Implementing guided ICBT for chronic pain and fatigue: A qualitative evaluation among therapists and managers by p in Internet Interventions
Volume 18, December 2019 [doi.org/10.1016/j.invent.2019.100290]

Highlights

  • ICBT for chronic somatic conditions such as pain and fatigue can overcome current barriers to provide patients with evidence-based psychological care
  • Implementing ICBT in mental health care has been found to be challenging on many levels
  • This study uses the Consolidated Framework for Implementation Research to evaluate an implementation project on ICBT for chronic pain and fatigue
  • Therapists and managers were interviewed and provided an extensive overview of key facilitating and hindering factors to adopt ICBT in daily clinical practice
  • Some key factors are “find support from all stakeholders”, “Align goals, expectations and skills”, and “create a feeling of ownership”.

 

Research abstract:

Introduction:
Internet-based cognitive behavioural therapy (ICBT) for chronic pain and chronic fatigue syndrome (CFS) has a high potential to increase the number of patients who can receive an evidence based treatment aimed to reduce symptoms and/or disability and to lower burden on (mental) health care.
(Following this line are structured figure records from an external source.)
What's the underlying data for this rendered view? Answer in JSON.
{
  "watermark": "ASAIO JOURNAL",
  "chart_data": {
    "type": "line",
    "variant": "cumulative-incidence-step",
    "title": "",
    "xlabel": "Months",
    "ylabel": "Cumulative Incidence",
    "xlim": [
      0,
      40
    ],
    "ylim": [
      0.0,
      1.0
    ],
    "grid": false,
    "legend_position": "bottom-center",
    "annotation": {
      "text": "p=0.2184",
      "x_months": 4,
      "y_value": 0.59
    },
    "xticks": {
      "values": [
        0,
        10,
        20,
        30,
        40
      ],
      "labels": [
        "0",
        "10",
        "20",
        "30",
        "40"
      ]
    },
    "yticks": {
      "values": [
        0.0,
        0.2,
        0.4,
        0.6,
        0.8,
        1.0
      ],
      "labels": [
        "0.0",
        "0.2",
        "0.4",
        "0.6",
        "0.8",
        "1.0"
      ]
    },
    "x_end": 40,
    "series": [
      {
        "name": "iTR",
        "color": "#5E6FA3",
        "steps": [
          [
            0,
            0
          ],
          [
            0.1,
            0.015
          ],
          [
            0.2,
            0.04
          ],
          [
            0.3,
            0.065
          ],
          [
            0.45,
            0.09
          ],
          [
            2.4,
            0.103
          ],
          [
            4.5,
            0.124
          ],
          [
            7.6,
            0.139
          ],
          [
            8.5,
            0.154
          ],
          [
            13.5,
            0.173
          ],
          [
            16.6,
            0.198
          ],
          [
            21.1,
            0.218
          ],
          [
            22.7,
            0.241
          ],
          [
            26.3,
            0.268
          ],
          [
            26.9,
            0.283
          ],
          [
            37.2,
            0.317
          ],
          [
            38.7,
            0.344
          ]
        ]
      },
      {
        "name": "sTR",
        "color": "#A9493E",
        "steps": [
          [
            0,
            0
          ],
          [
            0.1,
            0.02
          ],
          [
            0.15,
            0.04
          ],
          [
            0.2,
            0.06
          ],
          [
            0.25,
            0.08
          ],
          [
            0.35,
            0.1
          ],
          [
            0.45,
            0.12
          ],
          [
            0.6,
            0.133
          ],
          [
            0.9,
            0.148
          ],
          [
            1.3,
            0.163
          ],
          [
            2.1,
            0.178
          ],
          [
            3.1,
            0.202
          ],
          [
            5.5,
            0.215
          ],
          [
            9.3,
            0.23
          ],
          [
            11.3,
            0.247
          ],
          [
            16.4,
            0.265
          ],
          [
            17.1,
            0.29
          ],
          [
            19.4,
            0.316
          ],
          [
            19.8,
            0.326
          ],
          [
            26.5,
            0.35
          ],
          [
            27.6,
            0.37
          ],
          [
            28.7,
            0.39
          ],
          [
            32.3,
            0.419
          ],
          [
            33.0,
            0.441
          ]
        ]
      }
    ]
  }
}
However, implementing a new behaviour-change intervention, and especially an online intervention, has shown to be a challenge. This study aimed to identify factors influencing the implementation process of ICBT for chronic pain and CFS in mental health care.

Methods
A qualitative study using semi-structured interviews with therapists and managers from twelve mental health care clinics was conducted. Questions and analysis were guided by the Consolidated Framework for Implementation Research (CFIR), covering five domains: (1) the implemented intervention, (2) individual characteristics of the users, (3) the inner setting of implementation, (4) the outer setting, and (5) the implementation process.

Results
In all five domains important facilitators and barriers were found. Key themes were: (1) the quality of the content, its perceived effectiveness and usability, (2) the attitude, self-efficacy and ability to learn new skills among therapists, and motivation to start online treatment among patients, (3) internal communication within a team, existing workload, and top-down support from the management, (4) availability of reimbursement options and marketing strategies, and (5) involvement of all key stakeholders, steering towards independence of the implementation sites during the process and adequate training of therapists.

Conclusions
This study provides insight in the challenge of implementing ICBT for chronic pain and CFS in daily clinical practice. Several lessons can be learned from the interviews with therapists and managers which can also be more broadly applied to (ICBT) implementation projects in general. Development of practical tools to support the implementation process would be a valuable next step to overcome certain challenges at forehand and to properly prepare for those expected to come along.